The Philosophical Hitchcock, a reading of Alfred Hitchcock's 1958 masterpiece, is Vertigo. However, this is a book by Robert B. Pippin, one of our most penetrating and creative philosophers, and so fascinating. Even as Pippin provides detailed readin ...
The Philosophical Hitchcock, a reading of Alfred Hitchcock's 1958 masterpiece, is Vertigo. However, this is a book by Robert B. Pippin, one of our most penetrating and creative philosophers, and so fascinating. Even as Pippin provides detailed readings of every scene in the film and its obsession and fantasy story, it echoes more broadly the modern world depicted in Hitchcock's films.

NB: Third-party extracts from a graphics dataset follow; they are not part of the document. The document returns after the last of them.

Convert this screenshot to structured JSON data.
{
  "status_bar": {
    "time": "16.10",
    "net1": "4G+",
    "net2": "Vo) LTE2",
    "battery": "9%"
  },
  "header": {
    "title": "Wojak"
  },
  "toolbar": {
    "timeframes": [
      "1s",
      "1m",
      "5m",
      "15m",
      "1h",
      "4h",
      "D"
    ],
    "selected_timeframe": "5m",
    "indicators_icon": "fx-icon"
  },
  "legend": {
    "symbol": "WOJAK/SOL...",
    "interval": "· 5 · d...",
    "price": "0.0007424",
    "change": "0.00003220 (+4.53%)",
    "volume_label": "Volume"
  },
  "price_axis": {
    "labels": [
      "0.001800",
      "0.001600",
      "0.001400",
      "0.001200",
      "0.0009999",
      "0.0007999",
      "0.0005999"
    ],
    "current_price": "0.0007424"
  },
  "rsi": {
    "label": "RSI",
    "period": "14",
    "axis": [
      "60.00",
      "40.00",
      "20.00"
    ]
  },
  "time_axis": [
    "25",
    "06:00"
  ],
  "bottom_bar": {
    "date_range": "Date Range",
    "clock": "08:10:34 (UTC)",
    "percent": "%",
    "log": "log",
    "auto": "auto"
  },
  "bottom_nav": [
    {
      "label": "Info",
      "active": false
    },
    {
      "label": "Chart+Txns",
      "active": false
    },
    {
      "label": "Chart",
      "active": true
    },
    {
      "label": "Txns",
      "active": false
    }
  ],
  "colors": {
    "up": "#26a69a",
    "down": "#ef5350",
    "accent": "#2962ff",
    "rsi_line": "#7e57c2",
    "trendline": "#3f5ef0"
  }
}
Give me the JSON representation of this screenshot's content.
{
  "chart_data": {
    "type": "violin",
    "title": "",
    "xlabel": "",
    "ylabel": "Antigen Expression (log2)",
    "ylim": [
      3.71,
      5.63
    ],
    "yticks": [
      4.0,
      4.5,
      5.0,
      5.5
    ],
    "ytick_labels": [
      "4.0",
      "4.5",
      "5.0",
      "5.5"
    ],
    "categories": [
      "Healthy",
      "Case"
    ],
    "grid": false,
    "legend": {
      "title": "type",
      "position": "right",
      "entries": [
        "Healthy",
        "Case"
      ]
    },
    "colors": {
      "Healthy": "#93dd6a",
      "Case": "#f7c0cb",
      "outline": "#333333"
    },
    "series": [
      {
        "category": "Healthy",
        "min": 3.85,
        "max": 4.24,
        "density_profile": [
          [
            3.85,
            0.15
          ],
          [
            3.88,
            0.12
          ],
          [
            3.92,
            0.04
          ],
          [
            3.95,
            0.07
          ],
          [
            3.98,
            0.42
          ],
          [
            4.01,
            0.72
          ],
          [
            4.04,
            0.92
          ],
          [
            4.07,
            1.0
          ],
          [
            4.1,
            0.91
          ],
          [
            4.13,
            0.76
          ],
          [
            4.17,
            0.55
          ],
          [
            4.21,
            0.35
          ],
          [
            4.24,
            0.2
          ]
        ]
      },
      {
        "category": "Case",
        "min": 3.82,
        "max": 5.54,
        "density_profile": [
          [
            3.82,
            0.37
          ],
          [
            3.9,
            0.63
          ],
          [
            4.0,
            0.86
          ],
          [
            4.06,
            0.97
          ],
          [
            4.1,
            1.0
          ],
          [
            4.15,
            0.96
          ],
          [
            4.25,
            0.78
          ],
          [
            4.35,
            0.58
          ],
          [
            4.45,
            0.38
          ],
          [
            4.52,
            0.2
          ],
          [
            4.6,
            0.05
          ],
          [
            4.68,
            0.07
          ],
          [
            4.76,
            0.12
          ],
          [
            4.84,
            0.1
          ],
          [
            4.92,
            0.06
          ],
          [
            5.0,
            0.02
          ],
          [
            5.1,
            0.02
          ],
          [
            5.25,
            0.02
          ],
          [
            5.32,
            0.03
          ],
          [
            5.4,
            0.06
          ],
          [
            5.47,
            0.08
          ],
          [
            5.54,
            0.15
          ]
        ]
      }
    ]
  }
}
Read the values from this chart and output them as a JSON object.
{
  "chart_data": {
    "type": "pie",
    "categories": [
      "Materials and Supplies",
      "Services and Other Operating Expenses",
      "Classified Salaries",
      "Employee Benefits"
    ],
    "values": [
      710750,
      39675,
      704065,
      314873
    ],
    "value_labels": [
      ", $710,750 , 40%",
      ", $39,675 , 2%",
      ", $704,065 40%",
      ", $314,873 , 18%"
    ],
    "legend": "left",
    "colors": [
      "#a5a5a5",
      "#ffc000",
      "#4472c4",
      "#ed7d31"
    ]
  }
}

Pippin shows us that Hitchcock's characters repeatedly face problems and dangers rooted in our general failure to understand others—or even ourselves—very well, or to make effective use of what little we do understand. Vertigo, with its imitations, deceptions, and fantasies, embodies a general and shared struggle for mutual understanding in a late modern social world of increasingly complex interdependencies. Pippin argues that by treating this problem through a film, rather than a discursive, narrative, Hitchcock can help us understand the deep and systematic misunderstanding and mutual self-deception to which we are subject in our efforts to develop the knowledge necessary for love. let's see What can be trusted, and committed, and live in such a state of ignorance.
This bold and brilliant exploration of one of cinema's most admired works, the philosophical Hitchcock, will lead philosophers and cinephiles to a new understanding of vertigo and its meanings.